第4話「一か月の約束」

ひゅっと息をのんで、すぐに私に直接声が届く。

身体中の熱が顔に凝縮されたかと思うくらい、その響きに震えた。


「……姫」


だからこそ、間を開けて”姫”がついてしまったことにガクッとうなだれた。


ドキドキしたのに恥じらう顔だけ見られたと、ぷくっと膨らみそうな頬を両手で隠す。


「どうして姫をつけるんですか?」


「恥ずかしいんです。……ですが、頑張ってみます」


「はい。そうしてくださると私、うれしいみたいです」


目を覚ます前の自分は、まっさらなほどに空白だ。


記憶はなくても感情は残っているようで、”時羽”と呼ばれると切実な想いが満たされる気がした。


おそらく、私は彼を好意的に思っていた。


それがどういう好ましさかはわからないが、名前を呼ばれたいと願うくらいには関係を縮めたいと考えていただろう。


「緋月さん。何から何までありがとうございます。……一人ではあの場所は怖かったと思うので」


あの洞穴の暗さは思い出すだけで身震いしてしまう。

もう戻りたくないと思ったからこそ、彼が手を差し伸べてくれたことに安堵した。


青い月を背に、私の心はやさしい温度を求めて焦がれていた。



「一か月」


彼が一言、口の動きを明確にして私の目を見据えた。


「一か月だけ俺と一緒にいてくれませんか?」


(一か月?)


「その……わからないことも多いと思うので、旅がてらに色々話せたらと」


「旅をするの?」


「はい。……時羽、様が慣れるまで。生活のことや人との関わり。わからないことも多いと思いますので」


それは願ってもない申し出だ。

山から里に下りる、これだけの行動で私にはわからないことが多かった。


彼が持っていたランプは私にはずいぶんと画期的なものに見える。


着物も私が知るものとはずいぶん着方が違う。

動きやすいように、と老婆は”袴”というものも用意してくれていた。


簡単に着方も教えてもらったが、巫女の格好に似ていると思った。


それくらい、私の知ってる感覚と異なる点がある。

だから一人で外に放り出されてしまえば生きていけないとも感じていた。


期間を限定されると、心にぽっかりと穴が空いたかのようだ。


「どうして一か月なんですか?」


声の震えが情けない。

きっと今、私は寄る辺ない顔をして彼を見つめている。


一か月後は?

そのとき私の隣に彼はいないのか?


本当は心細いと言いたいのに、それを言うのははばかられた。


「すみません。俺の都合なんです。一か月しか、時羽様といられないのです」

「……そう、ですか」


胸がツキンと痛む。


彼にその気はないだろうが、私はさみしさでいっぱいになりながらその気持ちを引っ込める。


たった数刻しか一緒に過ごしていないのに、私の心は彼でいっぱいになっていた。


以前の私は彼に依存する関係だったのか。


もしそうならば彼にとって重たい存在でも仕方ない。

どうして私の前に現れたのか、どういう気持ちで世話を焼いてくれるのか。


一か月と決めて離れなくてはならない事情は何?


聞きたくてたまらないのに、彼の目はそれを拒絶していた。


(いつか……聞けるかな? 今は嫌かもしれないけど、距離が近くなればもっと彼のこと……)

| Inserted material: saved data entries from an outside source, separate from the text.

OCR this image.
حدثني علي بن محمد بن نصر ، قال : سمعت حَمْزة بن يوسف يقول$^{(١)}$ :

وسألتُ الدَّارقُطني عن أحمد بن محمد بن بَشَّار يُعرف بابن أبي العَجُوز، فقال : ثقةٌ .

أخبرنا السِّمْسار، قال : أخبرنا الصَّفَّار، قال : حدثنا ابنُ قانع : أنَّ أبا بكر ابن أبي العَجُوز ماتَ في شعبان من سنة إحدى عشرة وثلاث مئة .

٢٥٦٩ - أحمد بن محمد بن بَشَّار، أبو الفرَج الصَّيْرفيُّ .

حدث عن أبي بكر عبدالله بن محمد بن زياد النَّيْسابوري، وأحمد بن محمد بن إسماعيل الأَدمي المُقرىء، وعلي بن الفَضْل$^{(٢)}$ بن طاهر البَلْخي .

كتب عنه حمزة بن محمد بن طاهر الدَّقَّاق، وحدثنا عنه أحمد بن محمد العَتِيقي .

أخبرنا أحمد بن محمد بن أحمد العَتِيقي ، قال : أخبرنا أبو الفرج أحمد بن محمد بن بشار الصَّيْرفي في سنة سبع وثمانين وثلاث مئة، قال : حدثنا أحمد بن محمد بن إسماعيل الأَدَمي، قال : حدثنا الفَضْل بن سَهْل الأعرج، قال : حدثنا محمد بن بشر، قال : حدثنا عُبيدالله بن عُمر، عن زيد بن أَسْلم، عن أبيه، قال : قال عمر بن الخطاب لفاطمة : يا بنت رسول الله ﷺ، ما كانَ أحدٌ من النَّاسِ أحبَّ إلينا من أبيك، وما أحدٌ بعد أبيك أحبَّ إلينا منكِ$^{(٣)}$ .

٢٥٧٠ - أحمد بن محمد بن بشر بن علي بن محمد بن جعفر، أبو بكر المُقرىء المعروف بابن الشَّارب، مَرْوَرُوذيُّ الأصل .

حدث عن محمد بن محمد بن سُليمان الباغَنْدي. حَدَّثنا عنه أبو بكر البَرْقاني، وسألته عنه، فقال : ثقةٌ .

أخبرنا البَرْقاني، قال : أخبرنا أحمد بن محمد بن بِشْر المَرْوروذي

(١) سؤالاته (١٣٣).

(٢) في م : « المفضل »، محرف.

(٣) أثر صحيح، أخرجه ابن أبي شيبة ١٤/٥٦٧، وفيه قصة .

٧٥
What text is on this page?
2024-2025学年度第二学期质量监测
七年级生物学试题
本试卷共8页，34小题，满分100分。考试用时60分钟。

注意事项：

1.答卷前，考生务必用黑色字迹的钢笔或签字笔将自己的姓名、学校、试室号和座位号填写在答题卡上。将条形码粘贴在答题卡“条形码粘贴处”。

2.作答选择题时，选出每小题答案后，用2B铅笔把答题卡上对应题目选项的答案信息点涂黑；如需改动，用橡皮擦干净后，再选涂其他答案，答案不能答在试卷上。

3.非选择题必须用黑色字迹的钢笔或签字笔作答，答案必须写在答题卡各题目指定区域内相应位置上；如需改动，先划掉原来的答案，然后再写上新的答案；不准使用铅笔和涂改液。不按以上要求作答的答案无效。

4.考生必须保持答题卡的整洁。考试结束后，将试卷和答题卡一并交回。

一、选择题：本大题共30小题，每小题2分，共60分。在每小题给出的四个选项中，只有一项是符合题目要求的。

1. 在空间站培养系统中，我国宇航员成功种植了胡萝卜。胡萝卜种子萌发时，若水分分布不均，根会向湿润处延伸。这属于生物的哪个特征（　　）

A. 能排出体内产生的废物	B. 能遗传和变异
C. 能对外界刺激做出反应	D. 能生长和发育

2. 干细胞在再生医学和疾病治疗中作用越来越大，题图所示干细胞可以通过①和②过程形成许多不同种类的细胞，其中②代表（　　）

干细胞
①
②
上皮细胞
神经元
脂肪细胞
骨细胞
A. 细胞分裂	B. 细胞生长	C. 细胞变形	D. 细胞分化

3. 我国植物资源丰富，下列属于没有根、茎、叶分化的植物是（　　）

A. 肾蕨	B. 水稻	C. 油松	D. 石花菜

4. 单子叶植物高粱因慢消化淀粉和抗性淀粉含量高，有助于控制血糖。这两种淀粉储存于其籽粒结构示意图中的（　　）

知りたい、と未来を待ち望んでいることに恥じらいを覚えた。



それから一晩、老夫婦の世話になって身体を休めることとなる。


どうして親切にしてくれるかを老婆に尋ねると、彼に助けてもらったことがあると感謝を口にした。


今は恩返しの時だと、老婆はそれ以上なにも語らず、ゆっくりと休むよう促した。


襖で部屋を仕切り、私は障子窓を開けて空を見る。

満月には近いけれど、ほんの少し欠けている。


「十六夜……」


これからどんどん欠けていき、半分になって新月に向かう。


そしてまた光で満たしていき、夜空を見上げる人の視線を奪っていく。

昨夜は青い月、落ちてきそうだと思うほどに誘惑的だった。


(青色。緋月さんの瞳と同じ)


今晩は何の変哲もない淡い黄色をしていた。


(キレイね。なんだか私まで光をもらってるみたい)


髪に触れてみて、キラキラしていると思ったが月明かりに色が染まっているのかもしれない。


私は窓を閉じ、布団に入ると心地よさにすぐに眠りについた。

安心して目を閉じれるのはとてもありがたいと、まどろみの中で感謝した。